Pontinho, entretanto, não compartilhava do medo de sua...dona, digamos assim. Continuava vivendo sua vida, alheio ao perigo que agora claramente o cercava. Piava, comia e até se arriscava a pequenas carreiras, junto com seus irmãos.
Entretanto, mãos humanas, a seu despeito, novamente o retiraram do seu lar recém-criado e o retornaram a sua mãe oficial, que ainda zanzava pelo terreiro, desgostosa.
Mas não se entendiam, Pontinho e sua mãe-galinha. Parecia que a mãe novata não reconhecia seu nenezinho. Muito embora apartasse Luciana toda vez que ela tentava tirá-lo de sua guarda, não era uma mãe amorosa. Pisava-lhe em cima, dava-lhe bicadas e, se às vezes o aconchegava, o mais das vezes o repelia.
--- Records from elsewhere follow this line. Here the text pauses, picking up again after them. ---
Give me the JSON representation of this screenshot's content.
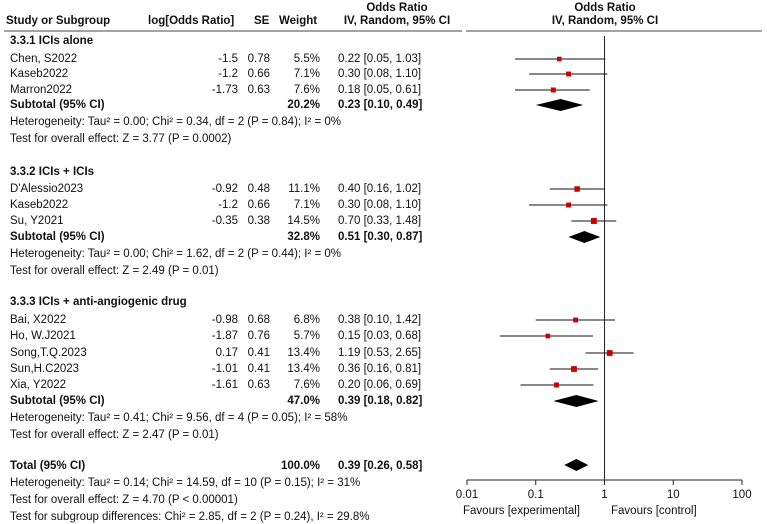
{
  "headers": {
    "study": "Study or Subgroup",
    "log_or": "log[Odds Ratio]",
    "se": "SE",
    "weight": "Weight",
    "or_title": "Odds Ratio",
    "or_method": "IV, Random, 95% CI",
    "plot_title": "Odds Ratio",
    "plot_method": "IV, Random, 95% CI"
  },
  "subgroups": [
    {
      "title": "3.3.1 ICIs alone",
      "studies": [
        {
          "name": "Chen, S2022",
          "log": "-1.5",
          "se": "0.78",
          "weight": "5.5%",
          "ci": "0.22 [0.05, 1.03]"
        },
        {
          "name": "Kaseb2022",
          "log": "-1.2",
          "se": "0.66",
          "weight": "7.1%",
          "ci": "0.30 [0.08, 1.10]"
        },
        {
          "name": "Marron2022",
          "log": "-1.73",
          "se": "0.63",
          "weight": "7.6%",
          "ci": "0.18 [0.05, 0.61]"
        }
      ],
      "subtotal_label": "Subtotal (95% CI)",
      "subtotal_weight": "20.2%",
      "subtotal_ci": "0.23 [0.10, 0.49]",
      "heterogeneity": "Heterogeneity: Tau² = 0.00; Chi² = 0.34, df = 2 (P = 0.84); I² = 0%",
      "overall": "Test for overall effect: Z = 3.77 (P = 0.0002)"
    },
    {
      "title": "3.3.2 ICIs + ICIs",
      "studies": [
        {
          "name": "D'Alessio2023",
          "log": "-0.92",
          "se": "0.48",
          "weight": "11.1%",
          "ci": "0.40 [0.16, 1.02]"
        },
        {
          "name": "Kaseb2022",
          "log": "-1.2",
          "se": "0.66",
          "weight": "7.1%",
          "ci": "0.30 [0.08, 1.10]"
        },
        {
          "name": "Su, Y2021",
          "log": "-0.35",
          "se": "0.38",
          "weight": "14.5%",
          "ci": "0.70 [0.33, 1.48]"
        }
      ],
      "subtotal_label": "Subtotal (95% CI)",
      "subtotal_weight": "32.8%",
      "subtotal_ci": "0.51 [0.30, 0.87]",
      "heterogeneity": "Heterogeneity: Tau² = 0.00; Chi² = 1.62, df = 2 (P = 0.44); I² = 0%",
      "overall": "Test for overall effect: Z = 2.49 (P = 0.01)"
    },
    {
      "title": "3.3.3 ICIs + anti-angiogenic drug",
      "studies": [
        {
          "name": "Bai, X2022",
          "log": "-0.98",
          "se": "0.68",
          "weight": "6.8%",
          "ci": "0.38 [0.10, 1.42]"
        },
        {
          "name": "Ho, W.J2021",
          "log": "-1.87",
          "se": "0.76",
          "weight": "5.7%",
          "ci": "0.15 [0.03, 0.68]"
        },
        {
          "name": "Song,T.Q.2023",
          "log": "0.17",
          "se": "0.41",
          "weight": "13.4%",
          "ci": "1.19 [0.53, 2.65]"
        },
        {
          "name": "Sun,H.C2023",
          "log": "-1.01",
          "se": "0.41",
          "weight": "13.4%",
          "ci": "0.36 [0.16, 0.81]"
        },
        {
          "name": "Xia, Y2022",
          "log": "-1.61",
          "se": "0.63",
          "weight": "7.6%",
          "ci": "0.20 [0.06, 0.69]"
        }
      ],
      "subtotal_label": "Subtotal (95% CI)",
      "subtotal_weight": "47.0%",
      "subtotal_ci": "0.39 [0.18, 0.82]",
      "heterogeneity": "Heterogeneity: Tau² = 0.41; Chi² = 9.56, df = 4 (P = 0.05); I² = 58%",
      "overall": "Test for overall effect: Z = 2.47 (P = 0.01)"
    }
  ],
  "total": {
    "label": "Total (95% CI)",
    "weight": "100.0%",
    "ci": "0.39 [0.26, 0.58]",
    "heterogeneity": "Heterogeneity: Tau² = 0.14; Chi² = 14.59, df = 10 (P = 0.15); I² = 31%",
    "overall": "Test for overall effect: Z = 4.70 (P < 0.00001)",
    "subgroup_diff": "Test for subgroup differences: Chi² = 2.85, df = 2 (P = 0.24), I² = 29.8%"
  },
  "chart_data": {
    "type": "forest",
    "title": "Odds Ratio",
    "subtitle": "IV, Random, 95% CI",
    "x_scale": "log",
    "xlim": [
      0.01,
      100
    ],
    "ticks": [
      0.01,
      0.1,
      1,
      10,
      100
    ],
    "tick_labels": [
      "0.01",
      "0.1",
      "1",
      "10",
      "100"
    ],
    "xlabel_left": "Favours [experimental]",
    "xlabel_right": "Favours [control]",
    "null_line": 1,
    "studies": [
      {
        "name": "Chen, S2022",
        "or": 0.22,
        "lo": 0.05,
        "hi": 1.03,
        "weight": 5.5
      },
      {
        "name": "Kaseb2022",
        "or": 0.3,
        "lo": 0.08,
        "hi": 1.1,
        "weight": 7.1
      },
      {
        "name": "Marron2022",
        "or": 0.18,
        "lo": 0.05,
        "hi": 0.61,
        "weight": 7.6
      },
      {
        "name": "D'Alessio2023",
        "or": 0.4,
        "lo": 0.16,
        "hi": 1.02,
        "weight": 11.1
      },
      {
        "name": "Kaseb2022",
        "or": 0.3,
        "lo": 0.08,
        "hi": 1.1,
        "weight": 7.1
      },
      {
        "name": "Su, Y2021",
        "or": 0.7,
        "lo": 0.33,
        "hi": 1.48,
        "weight": 14.5
      },
      {
        "name": "Bai, X2022",
        "or": 0.38,
        "lo": 0.1,
        "hi": 1.42,
        "weight": 6.8
      },
      {
        "name": "Ho, W.J2021",
        "or": 0.15,
        "lo": 0.03,
        "hi": 0.68,
        "weight": 5.7
      },
      {
        "name": "Song,T.Q.2023",
        "or": 1.19,
        "lo": 0.53,
        "hi": 2.65,
        "weight": 13.4
      },
      {
        "name": "Sun,H.C2023",
        "or": 0.36,
        "lo": 0.16,
        "hi": 0.81,
        "weight": 13.4
      },
      {
        "name": "Xia, Y2022",
        "or": 0.2,
        "lo": 0.06,
        "hi": 0.69,
        "weight": 7.6
      }
    ],
    "diamonds": [
      {
        "name": "Subtotal 3.3.1",
        "or": 0.23,
        "lo": 0.1,
        "hi": 0.49
      },
      {
        "name": "Subtotal 3.3.2",
        "or": 0.51,
        "lo": 0.3,
        "hi": 0.87
      },
      {
        "name": "Subtotal 3.3.3",
        "or": 0.39,
        "lo": 0.18,
        "hi": 0.82
      },
      {
        "name": "Total",
        "or": 0.39,
        "lo": 0.26,
        "hi": 0.58
      }
    ],
    "marker_color": "#cc0000",
    "diamond_color": "#000000"
  }
}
Luciana desanimava; por culpa de seu ato inicial, parecia que, de uma forma ou de outra, Pontinho teria o mesmo destino dos irmãos.
O pequeno pintinho, entretanto, persistia, embora não entendesse porque o haviam tirado da companhia de seus outros irmãos maiores e das asas da mãe de adoção – que para ele, era sua mãe verdadeira.
Ali, no meio da grama densa, sozinho, fora do aconchego das asas maternas, numa imensidão para ele imensurável, lutava sob o jugo de uma galinha que, como? não poderia ser sua mãe, já que apenas o bicava.
Ao cabo de algum tempo, desesperou-se. Fugiu correndo dessa mãe ingrata e madrasta, em desabalada carreira, piando agudamente, envolto no ar do mundo que naquele momento havia se tornado ininteligível. Um pequeno ponto negro, que mal se via no meio da imensidão verde do mato.
Luciana recapturou-o. Envolveu-o num par de luvas velhas de lã e colocou-o dentro de uma caixinha quente. Seu coração, como o dele, também se acelerara.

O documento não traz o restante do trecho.